Hangisi yersiz?

Yaşadığımız bir olay birbirine zıt iki duygu ve düşünceyi bir arada yaşattı. Soma faciasının bütün gönüllerde yara açtığı bir abartma değildir. Halkımızın kültürünün en doğal sonucu acıları paylaşmaktır. Bunu ifade etmese bile yüreğinde hisseder. Yönetimin yas ilan etmesine bile gerek yoktu. Bu duyguyu zaten herkesin yüzünden okurduk. Gazetelerde her gün okunan kaza haberlerinin yazılma nedeni nedir? Bunu okuyanlar üzülürler ve kaybedilenler için dua okurlar. Hiçbir etkisi yoksa neden yazılıyor? Bunu herkesin kazalara karşı tedbirli kılmak için yazıldığı yeterli bir düşünce değildir. Halkımız, kim olursa olsun, birinin yaşadığı acıyı hisseder.

Kültürümüzde var olan ve bir acıyı bir ölçüde paylaştıran bu duyguya bir başkası eklendi. Şimdi siyaset, her duyguyu kullanıyor. Mesela muhalefetin hedefinin, mevcut iktidarı ayakta tutan liderin, halkın duygularına ters hareket ettiği düşüncesini yaratmak olduğu anlatılıyor.

***

Siyasette muhalefet hükümetin izlediği siyasetleri eleştirmeli ve halka doğru politikalarının neler olacağını söylemelidir. Bunların yerine karşı tarafın görünüşü diyebileceğimiz konularda büyük eleştiriler geliştirmesinin bir anlamının ya da faydasının olacağını sanmıyorum. Hükümetler, kendileri istemese bile, bu konuda karşı tarafa cevap verirler. Bu tavırlar neredeyse magazin sayfalarına benzer.
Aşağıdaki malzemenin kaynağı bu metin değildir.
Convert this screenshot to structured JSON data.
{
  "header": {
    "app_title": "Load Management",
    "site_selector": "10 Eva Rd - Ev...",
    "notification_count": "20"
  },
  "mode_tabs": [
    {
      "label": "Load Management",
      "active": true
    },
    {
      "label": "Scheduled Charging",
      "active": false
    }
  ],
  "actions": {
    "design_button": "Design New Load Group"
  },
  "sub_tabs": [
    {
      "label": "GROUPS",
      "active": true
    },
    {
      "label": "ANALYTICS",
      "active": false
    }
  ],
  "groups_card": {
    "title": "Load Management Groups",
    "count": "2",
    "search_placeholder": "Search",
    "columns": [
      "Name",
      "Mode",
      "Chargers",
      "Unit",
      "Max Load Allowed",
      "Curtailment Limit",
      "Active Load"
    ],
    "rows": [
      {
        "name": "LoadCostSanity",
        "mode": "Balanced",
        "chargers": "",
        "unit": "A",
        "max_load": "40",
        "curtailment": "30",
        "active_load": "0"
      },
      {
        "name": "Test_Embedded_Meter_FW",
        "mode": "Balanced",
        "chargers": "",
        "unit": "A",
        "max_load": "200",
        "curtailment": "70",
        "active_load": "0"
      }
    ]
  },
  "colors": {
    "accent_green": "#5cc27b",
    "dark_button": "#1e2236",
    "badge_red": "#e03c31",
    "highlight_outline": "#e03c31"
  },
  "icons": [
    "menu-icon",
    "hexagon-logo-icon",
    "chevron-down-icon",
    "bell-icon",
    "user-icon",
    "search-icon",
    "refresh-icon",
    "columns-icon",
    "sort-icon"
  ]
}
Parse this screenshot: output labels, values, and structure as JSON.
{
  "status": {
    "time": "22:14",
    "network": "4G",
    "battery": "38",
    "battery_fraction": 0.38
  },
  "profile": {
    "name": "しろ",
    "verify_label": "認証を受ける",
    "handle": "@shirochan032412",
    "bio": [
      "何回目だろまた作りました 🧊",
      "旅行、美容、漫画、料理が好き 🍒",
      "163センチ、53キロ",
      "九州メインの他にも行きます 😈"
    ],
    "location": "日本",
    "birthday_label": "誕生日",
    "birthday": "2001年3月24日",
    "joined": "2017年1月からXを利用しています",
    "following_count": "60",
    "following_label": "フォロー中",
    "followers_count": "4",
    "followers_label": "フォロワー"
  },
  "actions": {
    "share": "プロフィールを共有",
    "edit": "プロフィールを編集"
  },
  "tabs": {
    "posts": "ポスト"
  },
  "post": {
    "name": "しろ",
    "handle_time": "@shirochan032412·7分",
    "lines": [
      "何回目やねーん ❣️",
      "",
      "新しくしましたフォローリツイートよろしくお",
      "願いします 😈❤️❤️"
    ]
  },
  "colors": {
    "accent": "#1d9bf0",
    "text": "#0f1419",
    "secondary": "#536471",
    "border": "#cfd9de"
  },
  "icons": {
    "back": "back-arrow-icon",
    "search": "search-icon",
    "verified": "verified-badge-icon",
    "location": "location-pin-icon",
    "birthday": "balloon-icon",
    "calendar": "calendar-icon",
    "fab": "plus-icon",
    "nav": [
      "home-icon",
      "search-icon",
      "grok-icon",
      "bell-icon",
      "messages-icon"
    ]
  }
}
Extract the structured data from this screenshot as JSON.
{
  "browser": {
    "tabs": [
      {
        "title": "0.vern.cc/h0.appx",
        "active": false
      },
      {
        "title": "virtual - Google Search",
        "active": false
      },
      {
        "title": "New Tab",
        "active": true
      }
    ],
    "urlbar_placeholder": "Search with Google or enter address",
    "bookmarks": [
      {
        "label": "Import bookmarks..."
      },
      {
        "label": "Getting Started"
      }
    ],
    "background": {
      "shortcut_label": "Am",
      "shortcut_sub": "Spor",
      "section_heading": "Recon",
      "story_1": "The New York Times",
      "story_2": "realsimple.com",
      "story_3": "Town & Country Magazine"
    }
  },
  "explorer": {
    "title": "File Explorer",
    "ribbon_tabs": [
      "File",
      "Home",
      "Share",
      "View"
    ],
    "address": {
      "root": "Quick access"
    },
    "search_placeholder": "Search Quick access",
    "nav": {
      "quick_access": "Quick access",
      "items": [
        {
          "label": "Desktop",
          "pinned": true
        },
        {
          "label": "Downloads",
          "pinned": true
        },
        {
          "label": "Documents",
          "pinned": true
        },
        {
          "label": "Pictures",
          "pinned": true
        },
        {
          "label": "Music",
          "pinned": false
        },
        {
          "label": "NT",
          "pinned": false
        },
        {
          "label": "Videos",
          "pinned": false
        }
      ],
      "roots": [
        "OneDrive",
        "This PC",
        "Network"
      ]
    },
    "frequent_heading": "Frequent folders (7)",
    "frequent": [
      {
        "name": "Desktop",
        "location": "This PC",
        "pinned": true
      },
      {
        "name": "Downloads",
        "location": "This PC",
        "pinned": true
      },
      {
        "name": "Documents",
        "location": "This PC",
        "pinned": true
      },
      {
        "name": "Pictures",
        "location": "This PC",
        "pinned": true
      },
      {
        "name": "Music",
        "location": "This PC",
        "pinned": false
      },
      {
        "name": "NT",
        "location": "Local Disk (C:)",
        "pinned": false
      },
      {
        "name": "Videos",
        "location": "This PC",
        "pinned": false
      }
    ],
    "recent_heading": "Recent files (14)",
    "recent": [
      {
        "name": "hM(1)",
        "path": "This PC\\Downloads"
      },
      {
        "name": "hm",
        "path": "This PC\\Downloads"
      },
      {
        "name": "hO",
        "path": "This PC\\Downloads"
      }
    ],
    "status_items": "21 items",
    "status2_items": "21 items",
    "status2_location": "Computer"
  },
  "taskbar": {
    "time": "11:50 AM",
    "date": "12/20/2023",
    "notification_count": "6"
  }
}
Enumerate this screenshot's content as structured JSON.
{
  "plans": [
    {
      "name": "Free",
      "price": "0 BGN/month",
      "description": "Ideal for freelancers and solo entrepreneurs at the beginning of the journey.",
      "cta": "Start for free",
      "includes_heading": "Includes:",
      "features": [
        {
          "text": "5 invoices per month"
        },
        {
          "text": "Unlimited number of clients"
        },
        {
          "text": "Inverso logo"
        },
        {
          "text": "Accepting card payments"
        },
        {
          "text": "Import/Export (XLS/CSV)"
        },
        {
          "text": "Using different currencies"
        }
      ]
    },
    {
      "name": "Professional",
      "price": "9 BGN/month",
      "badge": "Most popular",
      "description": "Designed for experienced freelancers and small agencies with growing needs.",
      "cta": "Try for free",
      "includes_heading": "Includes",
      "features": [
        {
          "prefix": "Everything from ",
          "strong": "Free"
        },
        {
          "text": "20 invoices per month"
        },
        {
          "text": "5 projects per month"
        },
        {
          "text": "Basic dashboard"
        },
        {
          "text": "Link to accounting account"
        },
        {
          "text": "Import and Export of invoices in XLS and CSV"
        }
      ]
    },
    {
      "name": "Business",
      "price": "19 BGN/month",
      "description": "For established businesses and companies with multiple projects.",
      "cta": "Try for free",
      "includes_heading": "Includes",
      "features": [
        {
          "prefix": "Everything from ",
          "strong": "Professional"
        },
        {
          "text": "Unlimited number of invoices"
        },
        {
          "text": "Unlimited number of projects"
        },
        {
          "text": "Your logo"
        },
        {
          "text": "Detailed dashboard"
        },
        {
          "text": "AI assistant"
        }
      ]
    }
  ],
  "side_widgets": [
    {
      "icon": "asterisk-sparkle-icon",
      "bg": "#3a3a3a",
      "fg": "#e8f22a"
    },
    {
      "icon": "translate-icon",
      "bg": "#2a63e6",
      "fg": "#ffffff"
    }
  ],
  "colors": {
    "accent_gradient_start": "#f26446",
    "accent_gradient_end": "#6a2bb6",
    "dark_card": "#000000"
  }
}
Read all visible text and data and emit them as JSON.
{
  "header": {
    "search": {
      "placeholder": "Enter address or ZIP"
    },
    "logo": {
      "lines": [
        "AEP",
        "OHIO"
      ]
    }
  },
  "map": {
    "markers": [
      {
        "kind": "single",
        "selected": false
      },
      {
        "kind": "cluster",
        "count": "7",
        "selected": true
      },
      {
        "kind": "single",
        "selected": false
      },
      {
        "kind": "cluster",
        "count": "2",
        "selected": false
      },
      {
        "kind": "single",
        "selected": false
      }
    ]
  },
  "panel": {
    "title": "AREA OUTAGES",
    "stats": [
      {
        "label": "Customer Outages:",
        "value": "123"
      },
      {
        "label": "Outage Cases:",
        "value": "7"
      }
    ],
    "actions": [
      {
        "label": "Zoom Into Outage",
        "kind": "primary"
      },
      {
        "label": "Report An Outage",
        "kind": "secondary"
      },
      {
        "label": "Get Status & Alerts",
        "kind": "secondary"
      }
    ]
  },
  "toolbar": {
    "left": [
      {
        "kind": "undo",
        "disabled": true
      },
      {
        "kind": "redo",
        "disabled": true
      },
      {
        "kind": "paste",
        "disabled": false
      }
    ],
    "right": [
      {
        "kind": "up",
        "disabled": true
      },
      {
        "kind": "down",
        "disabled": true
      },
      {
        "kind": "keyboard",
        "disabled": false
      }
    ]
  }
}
Mesela şu soruların cevabı yoktur. CHP’nin ekonomi politikası nasıldır? Mesela otomativ sanayiinde parçaların çoğunu ithal edip bunları kullanarak üretim mi yapacak yoksa tümünü kendisinin üreteceği malları üreten tesisler mi kuracak? Ülkenin enerji ihtiyacını nasıl karşılayacak? Bunun ilerde ülke içinde üretilmesini sağlamaya çalışıp günümüzde dış politikamızı belirleyen etkenlerden biri enerji güvenliğini sağlamak mı olacak? Dünyayı önce bir bütün olarak değerlendirip ülkemizin yerini ve siyasetini bu modele göre mi oluşturacak, yoksa her ülkenin günlük davranışı politikamızı belirlemekte etkili mi olacak?

Bu hüzün verici olay ülkemizin siyasi yapısı hakkındaki düşüncelerimizi destekliyor. Ülkemizde bir yapı, parayı kontrol ediyor ve bunu kendi siyasi hedefi için kullanıyor. Bu hedefin kendisinin olduğu da doğru değildir. Sermayesini sağlamış olan ve  günümüzde ekonomik olarak destekleyen bir odak, siyaseti asıl belirleyen, bunlar da gerçekleştiren konumundadır. Bunların en önemli araçları medyadır ve hedefe uygun yayın yaparlar. Mesela son olayda iktidarı eleştirdiler ve bunun bir bölümünü davranışları eleştirerek yaptılar. Oysa eleştiriler güvenlik önlemleri üzerinde olmalıydı ve halkın duygularını kötüye yönlendirmemeliydi.

Dış güçlerin siyasi yapımızı belirlemesinin önlenmesi gerçeklerin halka anlatılmasıyla mümkündür. Bu nedenle muhalefete cevap vermek yerine halkı aydınlatmak gerekir. Yani  muhalefete cevap verilmeyip olaylar halka anlatılacaktır. Bunun sonucunda muhalefet ve onu destekleyen medya güvensiz hale gelirler. Görünen manzara ülkedeki her olumsuzluğun iktidarın kusuru olarak kabul edileceği ve liderin bundan sorumlu olduğunun söyleneceğidir. Bu siyasetin ülkemizde yanlış anlaşıldığı, daha doğrusu her şeyin karşı tarafa yüklenerek onu bertaraf etme amacı taşımasıdır. Ülkemizdeki esas sorun siyasetin doğruyu bulmak için değil karşı tarafı yıkmak için kullanılmasıdır. Buna ulaşılırsa yıkan değil, arkada bekleyen kişi ya da kadro egemen olacaktır.